What if, for instance, God created rules for Himself at the very instant He created the universe? What if God’s great act of creation included all sorts of conditions that allowed for the world to evolve, for His chosen Creatures (men) to develop and learn and grow in ways that can happen only if God limits His own tendency towards interference? What if God made His own power contingent upon man’s co-participation through faith? After all, have we seen — does church history record — miracles happening without an act or expression of deep faith?
And what if, by virtue of making His own power contingent, God arranged things so that what once was done could not be undone? What if, once His own power was bound by rules that only He understands, he used his cosmic omnipotence to limit his earthly omnipotence once and for all?
If something like this is the case, then God is neither the direct source of our sufferings nor even an uncaring being who sees suffering not attributable to Him and merely chooses not to alleviate it.
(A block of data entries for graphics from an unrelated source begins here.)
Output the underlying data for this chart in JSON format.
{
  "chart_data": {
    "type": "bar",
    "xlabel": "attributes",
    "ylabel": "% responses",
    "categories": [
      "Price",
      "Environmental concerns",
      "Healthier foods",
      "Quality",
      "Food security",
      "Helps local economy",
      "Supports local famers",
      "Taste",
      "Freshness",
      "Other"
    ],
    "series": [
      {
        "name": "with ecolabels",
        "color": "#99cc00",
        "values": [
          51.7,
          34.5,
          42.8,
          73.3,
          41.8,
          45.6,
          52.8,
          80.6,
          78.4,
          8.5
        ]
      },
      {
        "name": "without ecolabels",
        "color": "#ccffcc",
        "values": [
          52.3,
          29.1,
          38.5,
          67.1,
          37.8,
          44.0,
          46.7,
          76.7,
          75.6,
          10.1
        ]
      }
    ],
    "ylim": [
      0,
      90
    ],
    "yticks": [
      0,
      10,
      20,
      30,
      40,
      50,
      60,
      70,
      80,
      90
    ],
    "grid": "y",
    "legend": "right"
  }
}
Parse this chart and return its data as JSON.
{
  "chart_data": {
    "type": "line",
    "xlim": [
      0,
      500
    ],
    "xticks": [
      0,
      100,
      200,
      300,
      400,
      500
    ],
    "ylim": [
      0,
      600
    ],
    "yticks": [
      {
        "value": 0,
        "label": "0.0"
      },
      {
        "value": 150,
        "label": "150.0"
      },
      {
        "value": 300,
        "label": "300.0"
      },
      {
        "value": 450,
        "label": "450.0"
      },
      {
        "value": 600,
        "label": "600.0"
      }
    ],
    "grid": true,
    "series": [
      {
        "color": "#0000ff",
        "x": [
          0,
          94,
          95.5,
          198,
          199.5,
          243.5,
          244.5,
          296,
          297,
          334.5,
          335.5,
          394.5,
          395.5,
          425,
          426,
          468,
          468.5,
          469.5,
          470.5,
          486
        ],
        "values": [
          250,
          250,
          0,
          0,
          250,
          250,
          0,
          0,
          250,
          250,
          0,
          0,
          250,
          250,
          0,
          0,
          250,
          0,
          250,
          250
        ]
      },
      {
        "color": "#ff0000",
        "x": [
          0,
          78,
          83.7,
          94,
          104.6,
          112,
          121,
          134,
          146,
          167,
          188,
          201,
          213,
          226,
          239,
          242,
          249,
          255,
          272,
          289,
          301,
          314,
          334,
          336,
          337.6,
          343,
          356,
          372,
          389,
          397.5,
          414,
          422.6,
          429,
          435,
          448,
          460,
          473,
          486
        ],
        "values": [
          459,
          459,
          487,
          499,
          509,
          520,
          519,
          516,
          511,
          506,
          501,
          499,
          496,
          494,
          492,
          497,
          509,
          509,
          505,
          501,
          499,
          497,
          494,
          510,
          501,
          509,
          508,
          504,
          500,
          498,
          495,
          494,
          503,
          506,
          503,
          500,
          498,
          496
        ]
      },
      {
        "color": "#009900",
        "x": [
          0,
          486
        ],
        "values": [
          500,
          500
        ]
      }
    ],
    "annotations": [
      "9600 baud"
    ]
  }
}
Instead, He would be the loving, creative force who works in ways we do not comprehend to lessen the pain; to strengthen our ability to withstand the suffering; to comfort us as we experience it; and, under certain circumstances that only He understands, to intervene more directly (including, on very rare occasions, via what we know as “miracles”) so as to deliver us from it?
What we do know is that our faith teaches us that God will not forsake us. It teaches us that His everlasting joy awaits us, through faith in His grace, after we pass from this Earth. And it teaches us that God loves us not just in some future sense but in our corporeal existence as well — and that we are sometimes so weak or incomprehending that we do not recognize His love and mercy even when it is there for us all along.
If we want to proselytize to the doubters, if we want to evangelize and persuade, then perhaps it wold behoove us not to focus on the idea of God as omnipotent, but only on our knowledge that He is indeed omniscient and all-loving and on the promise of the joy He offers us in paradise.
I think that God does give us the wherewithal to endure bad situations; and that faith helps us keep a clear head, calm demeanor, and hopeful heart that allows us to see solutions we might otherwise not see.
From a multipotent God, those are quite nice gifts and rewards indeed. And if the exact extent or form of God’s power remains a mystery to us — well, sometimes mysteries, too, are alluring, and extremely fulfilling when the mysteries’ answers are revealed.